Es importante destacar que estos controles genéticos estaban directamente relacionados con enfermedades autoinmunes. El equipo descubrió variantes específicas que afectan la expresión, predominantemente femenina, de dos genes asociados con el lupus eritematoso sistémico, lo que podría ayudar a explicar por qué la incidencia de lupus es nueve veces mayor en mujeres que en hombres.

Si bien la genética es solo una pieza del rompecabezas, junto con otros factores como las hormonas, estas variaciones genéticas subyacentes establecen una base biológica distintiva, lo que cambia nuestra comprensión de la susceptibilidad a las enfermedades. «Esta es la primera vez que demostramos que estas diferencias ocurren a nivel de control genético, lo que proporciona una nueva perspectiva sobre la inmunidad humana», relata Ballouz. «Tras demostrar que los genes con mayor predisposición en mujeres están altamente enriquecidos en vías inflamatorias, ahora tenemos otra explicación biológica de por qué el sistema inmunitario puede atacar erróneamente con mayor facilidad los propios tejidos del cuerpo en las mujeres».

Vías genéticas

Para las personas que padecen enfermedades como el lupus, estos hallazgos resaltan por qué los tratamientos autoinmunes de uso generalizado podrían no ser efectivos para todos. La identificación de estas vías genéticas específicas subraya la necesidad a largo plazo de terapias altamente dirigidas, alejándose de los inmunosupresores generales que debilitan todo el sistema inmunitario y avanzando hacia tratamientos que se dirijan con mayor precisión a la manifestación clínica de la enfermedad en cada persona.

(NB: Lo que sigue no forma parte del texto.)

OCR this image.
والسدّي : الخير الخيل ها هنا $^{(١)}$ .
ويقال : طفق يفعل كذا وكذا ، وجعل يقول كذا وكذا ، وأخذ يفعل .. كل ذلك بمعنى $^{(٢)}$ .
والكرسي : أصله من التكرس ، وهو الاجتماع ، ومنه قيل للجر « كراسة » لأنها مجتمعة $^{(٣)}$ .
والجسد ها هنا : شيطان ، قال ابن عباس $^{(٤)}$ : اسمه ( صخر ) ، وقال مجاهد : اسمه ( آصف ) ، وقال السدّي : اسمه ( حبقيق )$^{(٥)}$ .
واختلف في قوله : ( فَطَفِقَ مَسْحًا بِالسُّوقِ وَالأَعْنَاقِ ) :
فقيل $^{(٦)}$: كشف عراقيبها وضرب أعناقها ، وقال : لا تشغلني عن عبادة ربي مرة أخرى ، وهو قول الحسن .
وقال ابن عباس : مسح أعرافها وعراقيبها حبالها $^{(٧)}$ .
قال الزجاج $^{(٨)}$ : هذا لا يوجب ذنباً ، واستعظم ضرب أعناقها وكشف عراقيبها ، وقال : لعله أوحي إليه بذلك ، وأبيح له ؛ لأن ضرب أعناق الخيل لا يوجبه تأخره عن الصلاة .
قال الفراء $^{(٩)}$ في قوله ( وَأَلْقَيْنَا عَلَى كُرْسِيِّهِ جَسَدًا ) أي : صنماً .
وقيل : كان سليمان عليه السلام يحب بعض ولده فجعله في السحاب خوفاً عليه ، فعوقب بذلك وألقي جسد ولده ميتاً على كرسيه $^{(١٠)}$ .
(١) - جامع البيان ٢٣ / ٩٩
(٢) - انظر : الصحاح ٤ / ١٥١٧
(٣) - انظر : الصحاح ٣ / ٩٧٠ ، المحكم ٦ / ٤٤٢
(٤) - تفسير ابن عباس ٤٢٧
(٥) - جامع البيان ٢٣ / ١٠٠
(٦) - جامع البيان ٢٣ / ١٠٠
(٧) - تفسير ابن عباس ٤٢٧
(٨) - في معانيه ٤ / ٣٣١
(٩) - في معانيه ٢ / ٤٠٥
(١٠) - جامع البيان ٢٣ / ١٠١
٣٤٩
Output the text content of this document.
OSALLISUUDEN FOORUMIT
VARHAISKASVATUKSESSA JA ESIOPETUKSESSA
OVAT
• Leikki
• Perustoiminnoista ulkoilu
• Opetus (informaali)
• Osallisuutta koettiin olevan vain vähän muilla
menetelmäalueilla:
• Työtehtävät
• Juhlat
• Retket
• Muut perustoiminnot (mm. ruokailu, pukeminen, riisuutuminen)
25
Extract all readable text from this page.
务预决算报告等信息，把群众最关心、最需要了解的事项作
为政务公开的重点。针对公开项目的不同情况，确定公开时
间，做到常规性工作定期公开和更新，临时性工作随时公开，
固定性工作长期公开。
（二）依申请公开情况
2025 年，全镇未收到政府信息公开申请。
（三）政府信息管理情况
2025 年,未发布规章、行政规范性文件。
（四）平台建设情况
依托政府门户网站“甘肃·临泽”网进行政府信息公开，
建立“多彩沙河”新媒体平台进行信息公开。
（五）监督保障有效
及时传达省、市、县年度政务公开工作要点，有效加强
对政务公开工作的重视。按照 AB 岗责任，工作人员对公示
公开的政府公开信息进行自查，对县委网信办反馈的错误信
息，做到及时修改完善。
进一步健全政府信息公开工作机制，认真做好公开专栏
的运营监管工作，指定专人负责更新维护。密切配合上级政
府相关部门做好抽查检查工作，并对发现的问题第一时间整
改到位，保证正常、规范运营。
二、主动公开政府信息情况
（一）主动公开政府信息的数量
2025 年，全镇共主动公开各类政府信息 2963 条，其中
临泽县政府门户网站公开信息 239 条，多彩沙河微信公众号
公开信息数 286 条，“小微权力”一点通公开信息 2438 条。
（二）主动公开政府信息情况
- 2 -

«Nuestros hallazgos aportan pruebas contundentes de que las enfermedades autoinmunes en mujeres y hombres pueden no ser iguales, y que el tratamiento también puede no ser necesariamente el mismo. Actualmente, los médicos recurren a un enfoque de manejo único para la mayoría de las enfermedades autoinmunes; se necesita un enfoque más inclusivo», comenta Yazar.

«Si queremos aprovechar el potencial de la medicina de precisión, debemos comprender estas variables biológicas fundamentales», finaliza el profesor Joseph Powell, coautor principal y director del Programa de Genómica Traslacional de Garvan. «Los tratamientos deben adaptarse no solo a la enfermedad, sino también al funcionamiento del sistema inmunitario del paciente a nivel genético».